Manage your CEO's (unrealistic?) expectations with ESG ratings
- Chrissa Pagitsas
- Jul 19, 2023
- 3 min read

My CEO wants our company to get an A+ or 100 score with every ESG Rating Agency. Is it possible? What do I tell them?
As the saying goes, "beauty is in the eye of the beholder." Today, a company's "beauty" - or ESG rating or score - is in the eye of the specific ESG rating agency doing the scoring.
Over the last decade, I have observed the environmental, social, governance (ESG) rating systems in the market change, merge, and expand markedly.
From Sustainalytics, MSCI to Refinitiv, there are many companies providing an ESG score or rating. They use information voluntarily shared by companies or scraped from company websites and other publicly available sources. Despite multiple years in the market, the agencies remain independent of each other with limited overlap and consistency in their rating rubrics. Why is this? Each one is a proprietary system representing a revenue source from investors and asset managers.
Therefore, it's not possible to get an A+ or 100 score with every one. No company can fulfill every ESG rating agency's criteria or KPIs because either 1) the criteria or KPIs are not relevant to their business and/or 2) it would be enormously cost prohibitive to attempt to do so.
However, ESG ratings do matter. When used selectively but consistently, they do show how a company is performing over time for use by internal company stakeholders as well as external. Following an annual data collection strategy can also improve the rigor of internal reporting process while revealing gaps in data and processes.
Therefore, it's not time to throw the ESG rating baby out with the bath water. Instead, it's time to prioritize where you will spend resources aligning your business and sustainability strategy and investing in accurate and regular KPI tracking and reporting.
So, what do you tell your CEO?
With thoughtful analysis to back it up, a strong response is: "We are prioritizing increasing our ESG rating with the select agencies whose criteria and KPIs most closely align with our business strategy and ESG material issues and with the preferences of our key stakeholders including investors. Based on my analysis, the two ESG Rating Agencies are..."
How do you develop this actionable insight?

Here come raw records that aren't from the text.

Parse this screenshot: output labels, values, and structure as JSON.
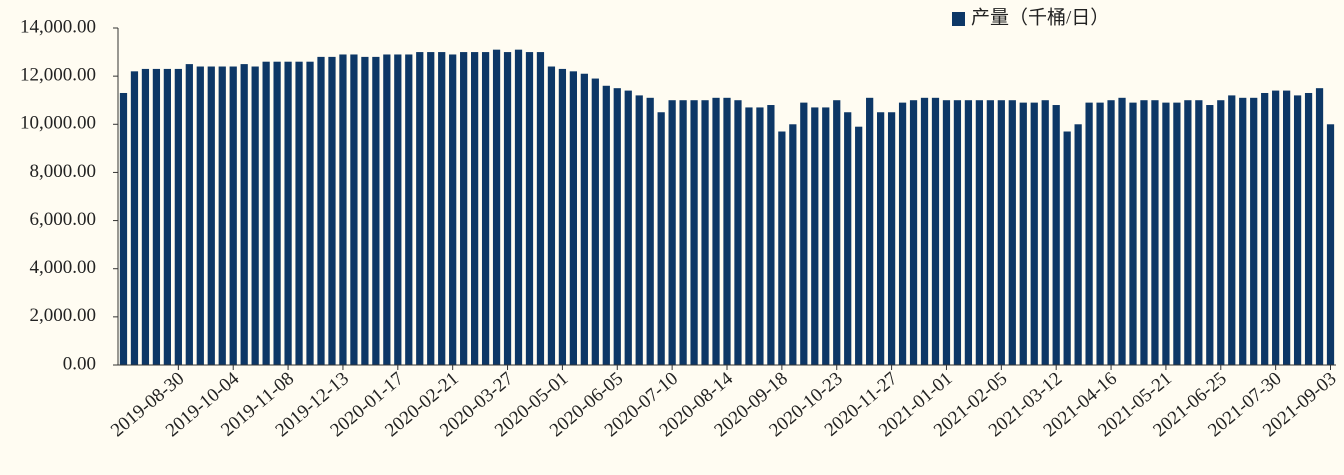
{
  "chart_data": {
    "type": "bar",
    "categories": [
      null,
      null,
      null,
      null,
      null,
      "2019-08-30",
      null,
      null,
      null,
      null,
      "2019-10-04",
      null,
      null,
      null,
      null,
      "2019-11-08",
      null,
      null,
      null,
      null,
      "2019-12-13",
      null,
      null,
      null,
      null,
      "2020-01-17",
      null,
      null,
      null,
      null,
      "2020-02-21",
      null,
      null,
      null,
      null,
      "2020-03-27",
      null,
      null,
      null,
      null,
      "2020-05-01",
      null,
      null,
      null,
      null,
      "2020-06-05",
      null,
      null,
      null,
      null,
      "2020-07-10",
      null,
      null,
      null,
      null,
      "2020-08-14",
      null,
      null,
      null,
      null,
      "2020-09-18",
      null,
      null,
      null,
      null,
      "2020-10-23",
      null,
      null,
      null,
      null,
      "2020-11-27",
      null,
      null,
      null,
      null,
      "2021-01-01",
      null,
      null,
      null,
      null,
      "2021-02-05",
      null,
      null,
      null,
      null,
      "2021-03-12",
      null,
      null,
      null,
      null,
      "2021-04-16",
      null,
      null,
      null,
      null,
      "2021-05-21",
      null,
      null,
      null,
      null,
      "2021-06-25",
      null,
      null,
      null,
      null,
      "2021-07-30",
      null,
      null,
      null,
      null,
      "2021-09-03"
    ],
    "series": [
      {
        "name": "产量（千桶/日）",
        "color": "#0d3766",
        "values": [
          11300,
          12200,
          12300,
          12300,
          12300,
          12300,
          12500,
          12400,
          12400,
          12400,
          12400,
          12500,
          12400,
          12600,
          12600,
          12600,
          12600,
          12600,
          12800,
          12800,
          12900,
          12900,
          12800,
          12800,
          12900,
          12900,
          12900,
          13000,
          13000,
          13000,
          12900,
          13000,
          13000,
          13000,
          13100,
          13000,
          13100,
          13000,
          13000,
          12400,
          12300,
          12200,
          12100,
          11900,
          11600,
          11500,
          11400,
          11200,
          11100,
          10500,
          11000,
          11000,
          11000,
          11000,
          11100,
          11100,
          11000,
          10700,
          10700,
          10800,
          9700,
          10000,
          10900,
          10700,
          10700,
          11000,
          10500,
          9900,
          11100,
          10500,
          10500,
          10900,
          11000,
          11100,
          11100,
          11000,
          11000,
          11000,
          11000,
          11000,
          11000,
          11000,
          10900,
          10900,
          11000,
          10800,
          9700,
          10000,
          10900,
          10900,
          11000,
          11100,
          10900,
          11000,
          11000,
          10900,
          10900,
          11000,
          11000,
          10800,
          11000,
          11200,
          11100,
          11100,
          11300,
          11400,
          11400,
          11200,
          11300,
          11500,
          10000
        ]
      }
    ],
    "ylim": [
      0,
      14000
    ],
    "yticks": [
      {
        "value": 0,
        "label": "0.00"
      },
      {
        "value": 2000,
        "label": "2,000.00"
      },
      {
        "value": 4000,
        "label": "4,000.00"
      },
      {
        "value": 6000,
        "label": "6,000.00"
      },
      {
        "value": 8000,
        "label": "8,000.00"
      },
      {
        "value": 10000,
        "label": "10,000.00"
      },
      {
        "value": 12000,
        "label": "12,000.00"
      },
      {
        "value": 14000,
        "label": "14,000.00"
      }
    ],
    "legend": "top-right"
  }
}
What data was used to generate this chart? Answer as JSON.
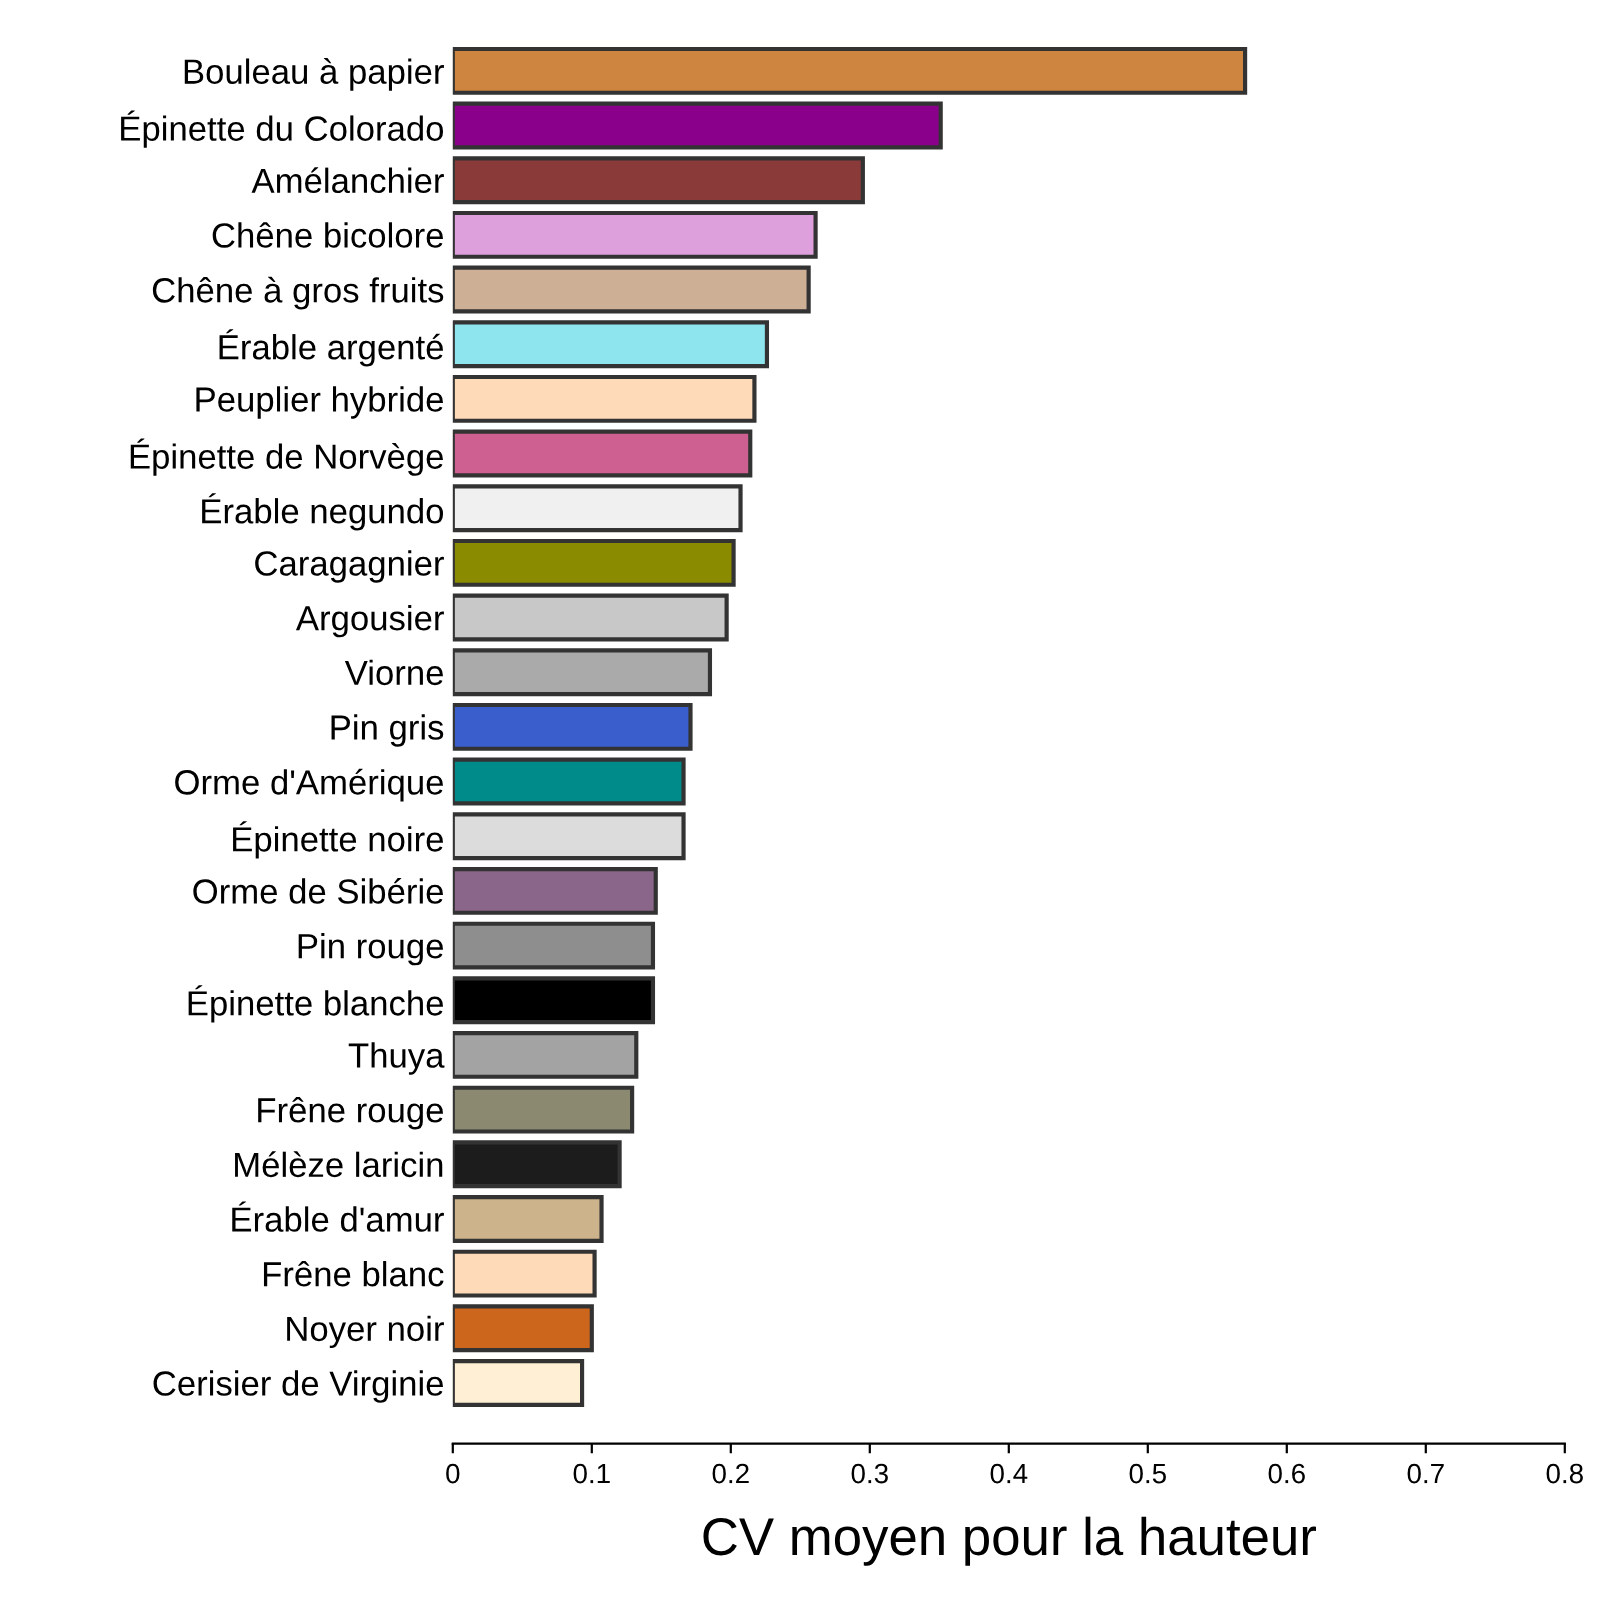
{
  "chart_data": {
    "type": "bar",
    "orientation": "horizontal",
    "xlabel": "CV moyen pour la hauteur",
    "categories": [
      "Bouleau à papier",
      "Épinette du Colorado",
      "Amélanchier",
      "Chêne bicolore",
      "Chêne à gros fruits",
      "Érable argenté",
      "Peuplier hybride",
      "Épinette de Norvège",
      "Érable negundo",
      "Caragagnier",
      "Argousier",
      "Viorne",
      "Pin gris",
      "Orme d'Amérique",
      "Épinette noire",
      "Orme de Sibérie",
      "Pin rouge",
      "Épinette blanche",
      "Thuya",
      "Frêne rouge",
      "Mélèze laricin",
      "Érable d'amur",
      "Frêne blanc",
      "Noyer noir",
      "Cerisier de Virginie"
    ],
    "values": [
      0.57,
      0.351,
      0.295,
      0.261,
      0.256,
      0.226,
      0.217,
      0.214,
      0.207,
      0.202,
      0.197,
      0.185,
      0.171,
      0.166,
      0.166,
      0.146,
      0.144,
      0.144,
      0.132,
      0.129,
      0.12,
      0.107,
      0.102,
      0.1,
      0.093
    ],
    "colors": [
      "#cd853f",
      "#8b008b",
      "#8b3a3a",
      "#dda0dd",
      "#cdaf95",
      "#8ee5ee",
      "#ffdab9",
      "#cd6090",
      "#f0f0f0",
      "#8b8b00",
      "#c8c8c8",
      "#aaaaaa",
      "#3a5fcd",
      "#008b8b",
      "#dcdcdc",
      "#8b668b",
      "#8e8e8e",
      "#000000",
      "#a3a3a3",
      "#8b8970",
      "#1c1c1c",
      "#cdb38b",
      "#ffdab9",
      "#cd661d",
      "#ffefd5"
    ],
    "xlim": [
      0,
      0.8
    ],
    "xticks": [
      0,
      0.1,
      0.2,
      0.3,
      0.4,
      0.5,
      0.6,
      0.7,
      0.8
    ],
    "grid": false,
    "legend": false
  }
}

1. Understand the ESG Rating Agency landscape: Review existing reports that summarize the strengths, areas of difference, and scoring methodologies of the ESG Rating Agencies. Solid place to start include ERM's 2023 Rater's Report and ESG Ratings: A Compass without Direction, August 24, Harvard Law School Forum on Corporate Governance, August 24, 2022).
2. Bring in stakeholder feedback: Survey investors and key external stakeholders for the top three rating agencies that matter to them. They will mostly likely give you different answers which is to be expected. Narrow down to the three to five that rise consistently to the top.

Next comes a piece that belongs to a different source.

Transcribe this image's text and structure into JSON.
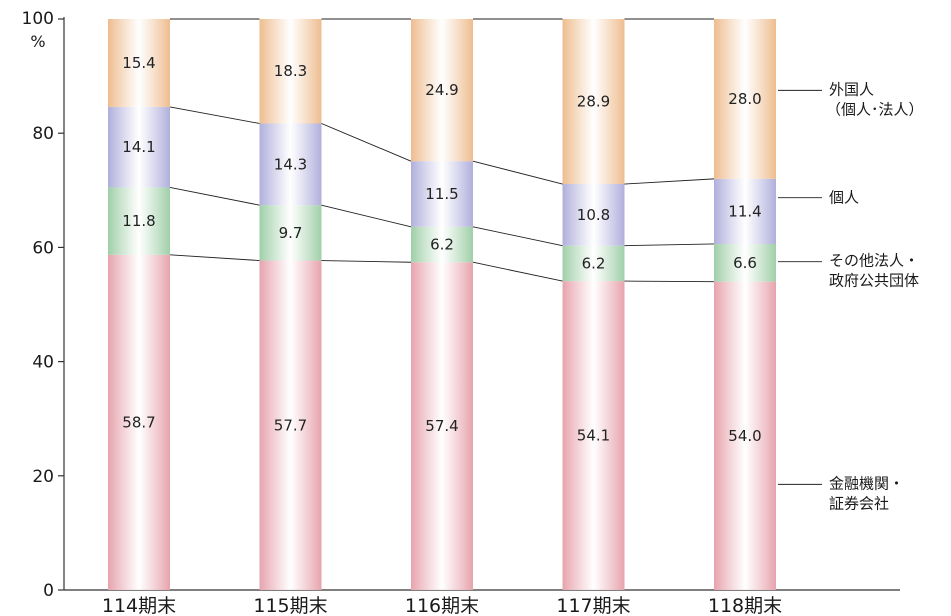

3. Analyze best alignment for your company: Select the top three material issues for your company. Next, choose one criteria or KPI each of the top three to five rating agencies that most closely aligns to the three material issues. Finally, analyze and compare how these criteria best align with your company's business strategy, your material issues, the costs to increase your score for that criteria to the top level, the timeline to implement, and last but not least, the benefit to your stakeholders.

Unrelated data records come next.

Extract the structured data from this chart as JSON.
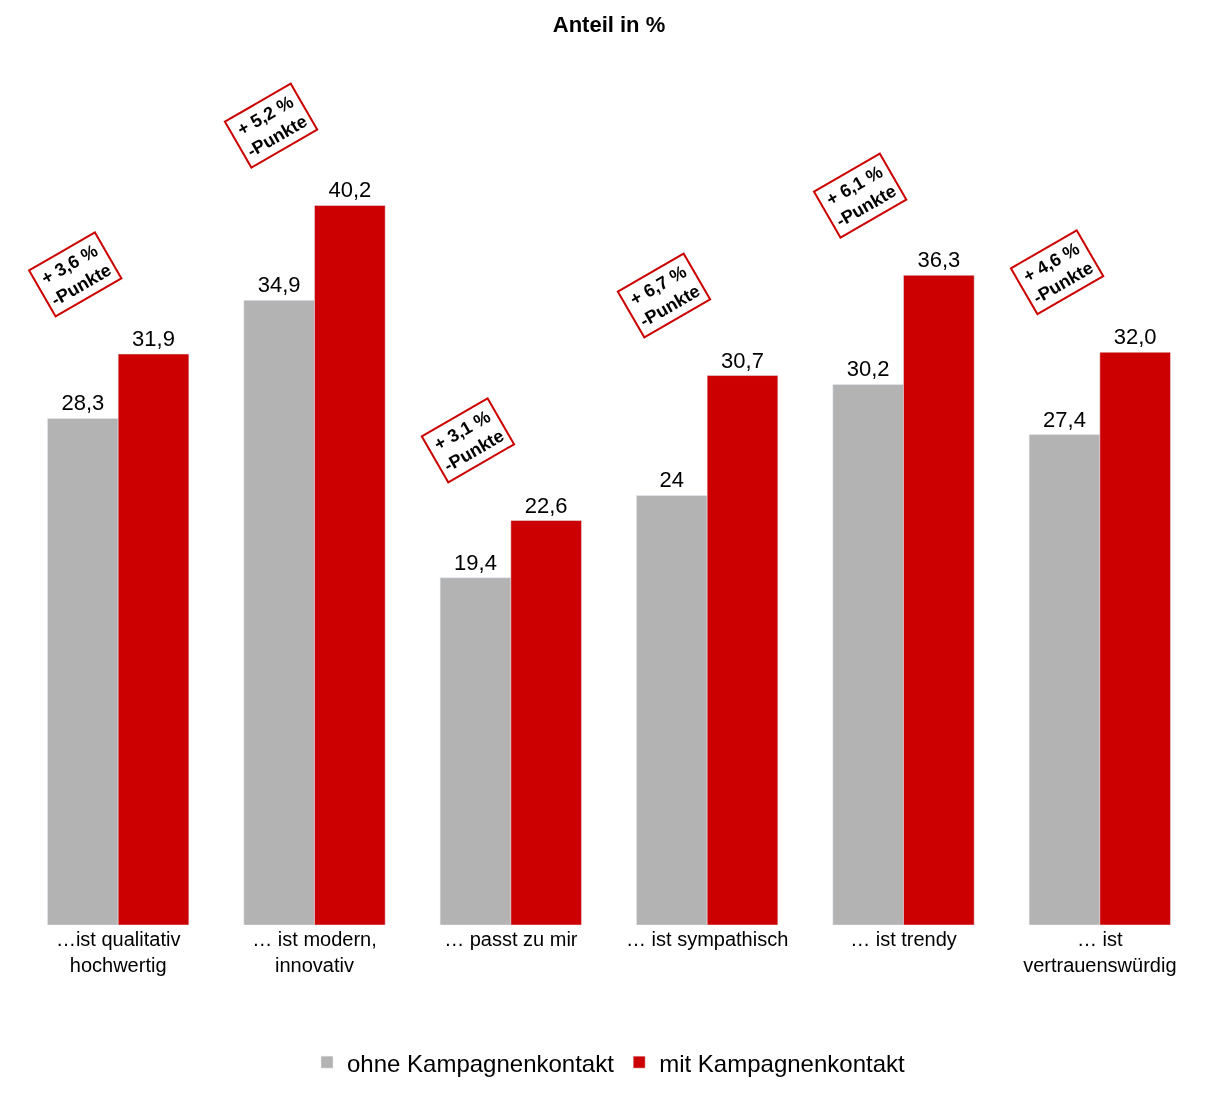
{
  "chart_data": {
    "type": "bar",
    "title": "Anteil in %",
    "categories": [
      "…ist qualitativ\nhochwertig",
      "… ist modern,\ninnovativ",
      "… passt zu mir",
      "… ist sympathisch",
      "… ist trendy",
      "… ist\nvertrauenswürdig"
    ],
    "series": [
      {
        "name": "ohne Kampagnenkontakt",
        "color": "#b3b3b3",
        "values": [
          28.3,
          34.9,
          19.4,
          24,
          30.2,
          27.4
        ],
        "value_labels": [
          "28,3",
          "34,9",
          "19,4",
          "24",
          "30,2",
          "27,4"
        ]
      },
      {
        "name": "mit Kampagnenkontakt",
        "color": "#cc0000",
        "values": [
          31.9,
          40.2,
          22.6,
          30.7,
          36.3,
          32.0
        ],
        "value_labels": [
          "31,9",
          "40,2",
          "22,6",
          "30,7",
          "36,3",
          "32,0"
        ]
      }
    ],
    "annotations": [
      "+ 3,6 %\n-Punkte",
      "+ 5,2 %\n-Punkte",
      "+ 3,1 %\n-Punkte",
      "+ 6,7 %\n-Punkte",
      "+ 6,1 %\n-Punkte",
      "+ 4,6 %\n-Punkte"
    ],
    "legend": "bottom"
  }
}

4. Present recommendation and move forward: Share with your CEO the recommended two to three rating agencies (max!) that you recommend your organization prioritizes providing information to and posting information publicly on your website. Summarize your model and landscape analysis as back-up to your recommendation. Move forward with a robust process to track and report out to these selected rating agencies.